Home became: "The metro, Moscow's womb, the belly from which everything springs forth". His short-lived mother, Mara (or Marusia), embodied the role, declaring: "I'm Moscow! Unlucky Moscow!" In fact, a Siberian, she came to find work at the 1980 Olympics, bonding with an African athlete, a fellow outsider who fathered a dark-skinned boy before departing home again.
Mara calls her son after the saintly scribe, Kirill, nick-naming him Mbobo, "a monkey or little mascot". He becomes "Little Pushkin" his blackness (and reading) linking him to the author, for Pushkin's first (unfinished) novel The Negro of Peter the Great, was based on his great-grandfather, Abram Petrovich Gannibal, an Abyssinian.

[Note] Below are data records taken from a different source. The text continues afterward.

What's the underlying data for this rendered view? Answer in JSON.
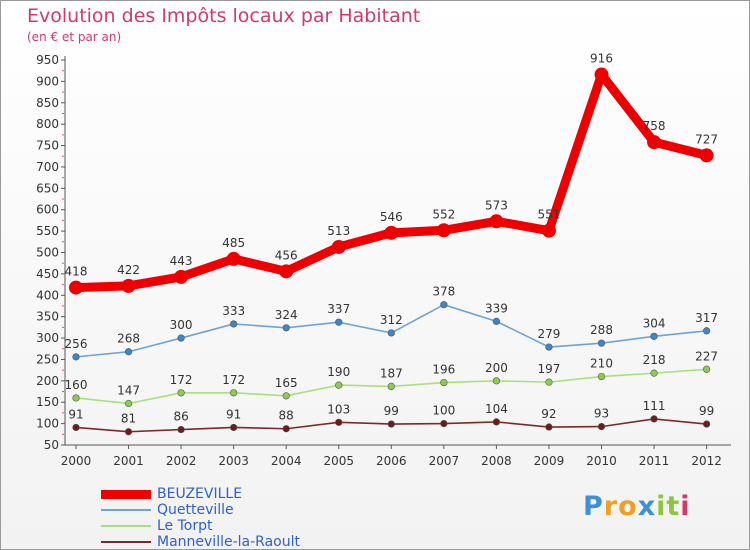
{
  "title": "Evolution des Impôts locaux par Habitant",
  "subtitle": "(en € et par an)",
  "logo": {
    "text": "Proxiti",
    "letters": [
      {
        "ch": "P",
        "color": "#3d8fd6"
      },
      {
        "ch": "r",
        "color": "#f0a020"
      },
      {
        "ch": "o",
        "color": "#f0a020"
      },
      {
        "ch": "x",
        "color": "#3d8fd6"
      },
      {
        "ch": "i",
        "color": "#8cc63f"
      },
      {
        "ch": "t",
        "color": "#8cc63f"
      },
      {
        "ch": "i",
        "color": "#d23a6b"
      }
    ]
  },
  "chart_data": {
    "type": "line",
    "title": "Evolution des Impôts locaux par Habitant",
    "subtitle": "(en € et par an)",
    "x": [
      "2000",
      "2001",
      "2002",
      "2003",
      "2004",
      "2005",
      "2006",
      "2007",
      "2008",
      "2009",
      "2010",
      "2011",
      "2012"
    ],
    "ylim": [
      50,
      950
    ],
    "yticks": [
      50,
      100,
      150,
      200,
      250,
      300,
      350,
      400,
      450,
      500,
      550,
      600,
      650,
      700,
      750,
      800,
      850,
      900,
      950
    ],
    "grid": false,
    "legend_position": "bottom-left",
    "series": [
      {
        "name": "BEUZEVILLE",
        "color": "#ee0000",
        "marker_color": "#ee0000",
        "emphasis": "thick",
        "values": [
          418,
          422,
          443,
          485,
          456,
          513,
          546,
          552,
          573,
          551,
          916,
          758,
          727
        ]
      },
      {
        "name": "Quetteville",
        "color": "#6fa3d3",
        "marker_color": "#3a86c8",
        "emphasis": "normal",
        "values": [
          256,
          268,
          300,
          333,
          324,
          337,
          312,
          378,
          339,
          279,
          288,
          304,
          317
        ]
      },
      {
        "name": "Le Torpt",
        "color": "#a8e07a",
        "marker_color": "#8ccc50",
        "emphasis": "normal",
        "values": [
          160,
          147,
          172,
          172,
          165,
          190,
          187,
          196,
          200,
          197,
          210,
          218,
          227
        ]
      },
      {
        "name": "Manneville-la-Raoult",
        "color": "#7a2a2a",
        "marker_color": "#6b1c1c",
        "emphasis": "normal",
        "values": [
          91,
          81,
          86,
          91,
          88,
          103,
          99,
          100,
          104,
          92,
          93,
          111,
          99
        ]
      }
    ]
  }
}
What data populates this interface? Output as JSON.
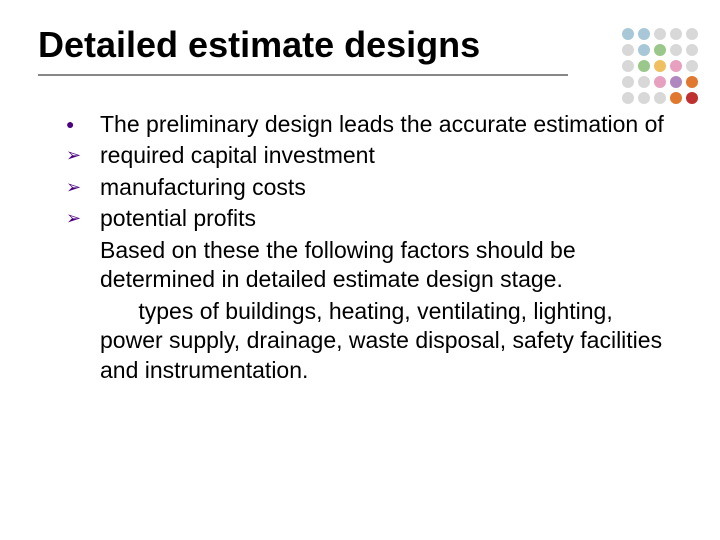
{
  "title": "Detailed estimate designs",
  "title_fontsize": 36,
  "title_color": "#000000",
  "underline_color": "#888888",
  "body_fontsize": 23,
  "body_color": "#000000",
  "bullet_color": "#4b0082",
  "background_color": "#ffffff",
  "bullets": [
    {
      "marker": "round",
      "text": "The preliminary design leads the accurate estimation of"
    },
    {
      "marker": "arrow",
      "text": "required capital investment"
    },
    {
      "marker": "arrow",
      "text": "manufacturing costs"
    },
    {
      "marker": "arrow",
      "text": "potential profits"
    }
  ],
  "continuation": [
    "Based on these the following factors should be determined in detailed estimate design stage.",
    "      types of buildings, heating, ventilating, lighting, power supply, drainage, waste disposal, safety facilities and instrumentation."
  ],
  "dot_grid": {
    "rows": 5,
    "cols": 5,
    "gap": 4,
    "cell_size": 12,
    "colors": [
      "#a8c8d8",
      "#a8c8d8",
      "#d8d8d8",
      "#d8d8d8",
      "#d8d8d8",
      "#d8d8d8",
      "#a8c8d8",
      "#9ac88a",
      "#d8d8d8",
      "#d8d8d8",
      "#d8d8d8",
      "#9ac88a",
      "#f0c060",
      "#e8a0c0",
      "#d8d8d8",
      "#d8d8d8",
      "#d8d8d8",
      "#e8a0c0",
      "#b088c0",
      "#e07830",
      "#d8d8d8",
      "#d8d8d8",
      "#d8d8d8",
      "#e07830",
      "#c03030"
    ]
  }
}
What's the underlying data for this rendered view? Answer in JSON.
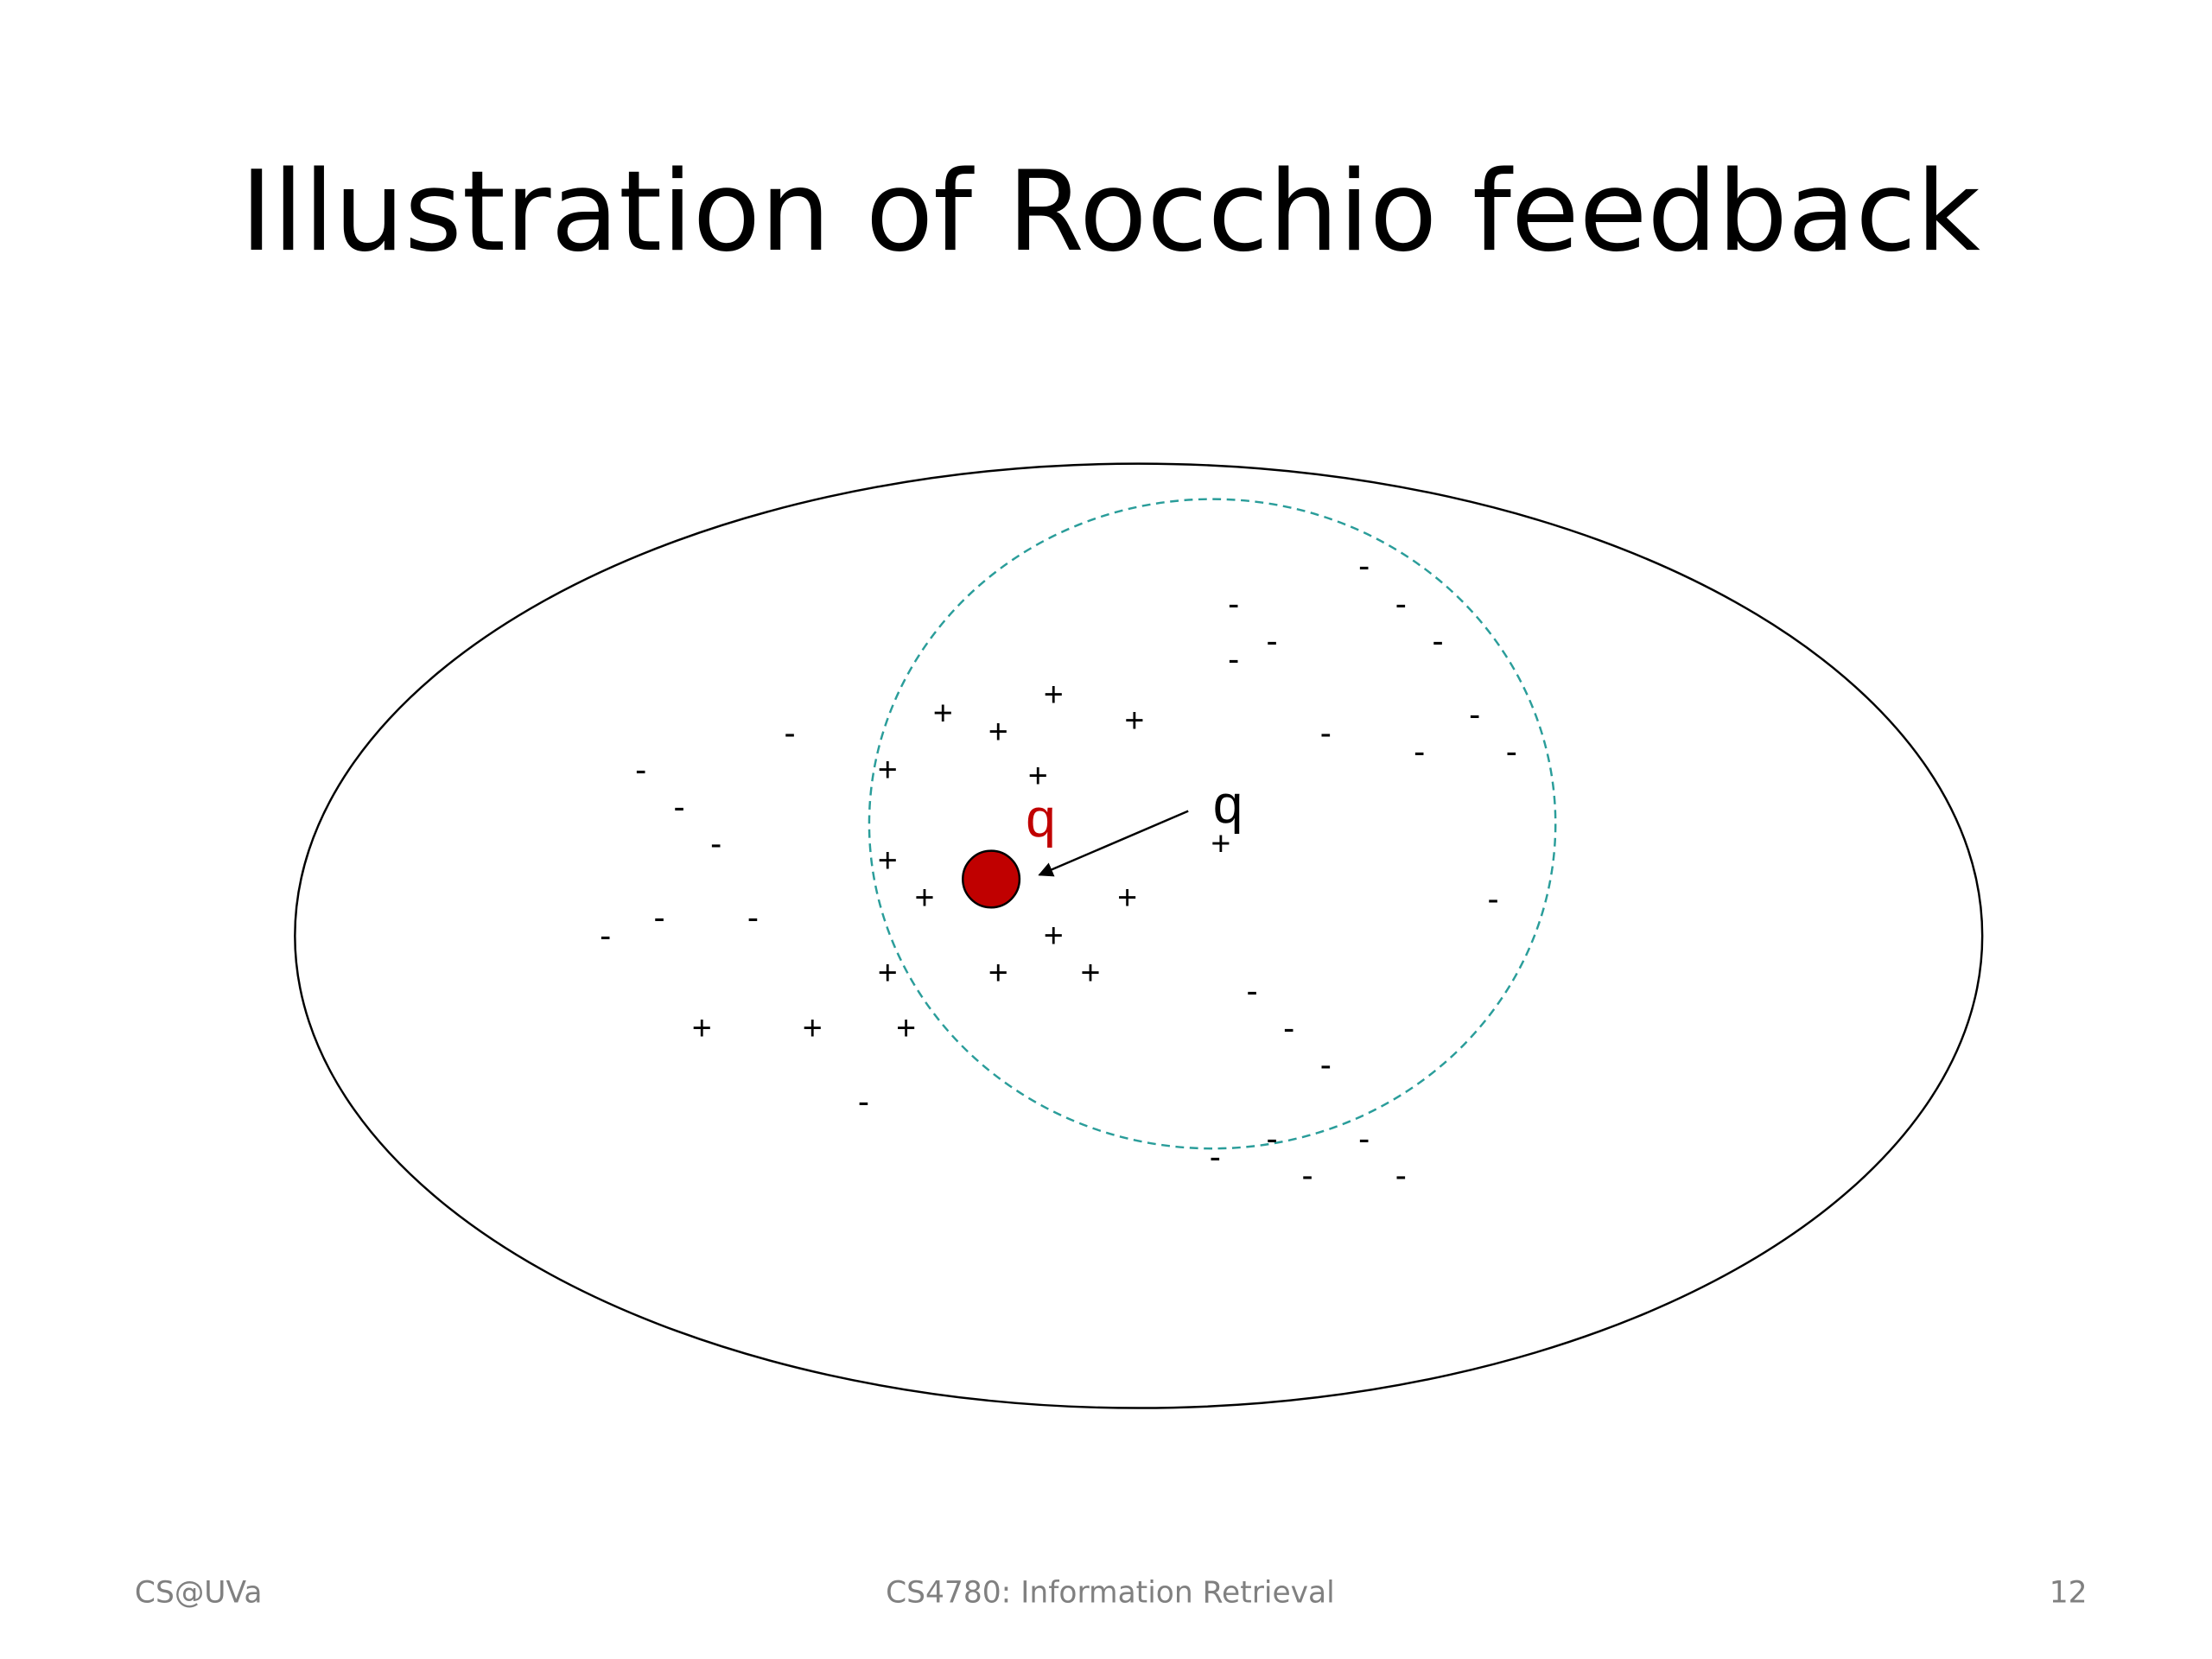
{
  "slide": {
    "title": "Illustration of Rocchio feedback",
    "footer": {
      "left": "CS@UVa",
      "center": "CS4780: Information Retrieval",
      "right": "12"
    },
    "diagram": {
      "new_query_label": "q",
      "original_query_label": "q",
      "points": [
        "+",
        "+",
        "+",
        "+",
        "+",
        "+",
        "+",
        "+",
        "+",
        "+",
        "+",
        "+",
        "+",
        "+",
        "+",
        "+",
        "+",
        "-",
        "-",
        "-",
        "-",
        "-",
        "-",
        "-",
        "-",
        "-",
        "-",
        "-",
        "-",
        "-",
        "-",
        "-",
        "-",
        "-",
        "-",
        "-",
        "-",
        "-",
        "-",
        "-",
        "-",
        "-",
        "-",
        "-"
      ]
    }
  }
}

For Mbobo the pangs of hell are overground, where he is forced to observe a succession of drunken "uncles" (and some "aunts") abusing and observing his mother's degradation "with sordid eyes".
Despite such raw brutality he never becomes brutalised, loving his mother's folk stories and respecting his slatterly grandmother. Mobo's journey into and out of life maps the Soviet Union's death throes.
Ismailov's original manuscript dates to a decade ago. Carol Ermakova's translation is recent and constitutes a conundrum: either the text is wholly unedited, or it has been jarringly Americanised by the publisher. Worse still it taxes the reader's powers of visualisation with phrases such as: "I affixed my teeth to his sleeve", and "Then let us eat this goose in a threesome?"
It is a credit to the author that, like the proverbial express train advancing through the tunnel upon us, nothing can stall the immense onward rush of The Underground.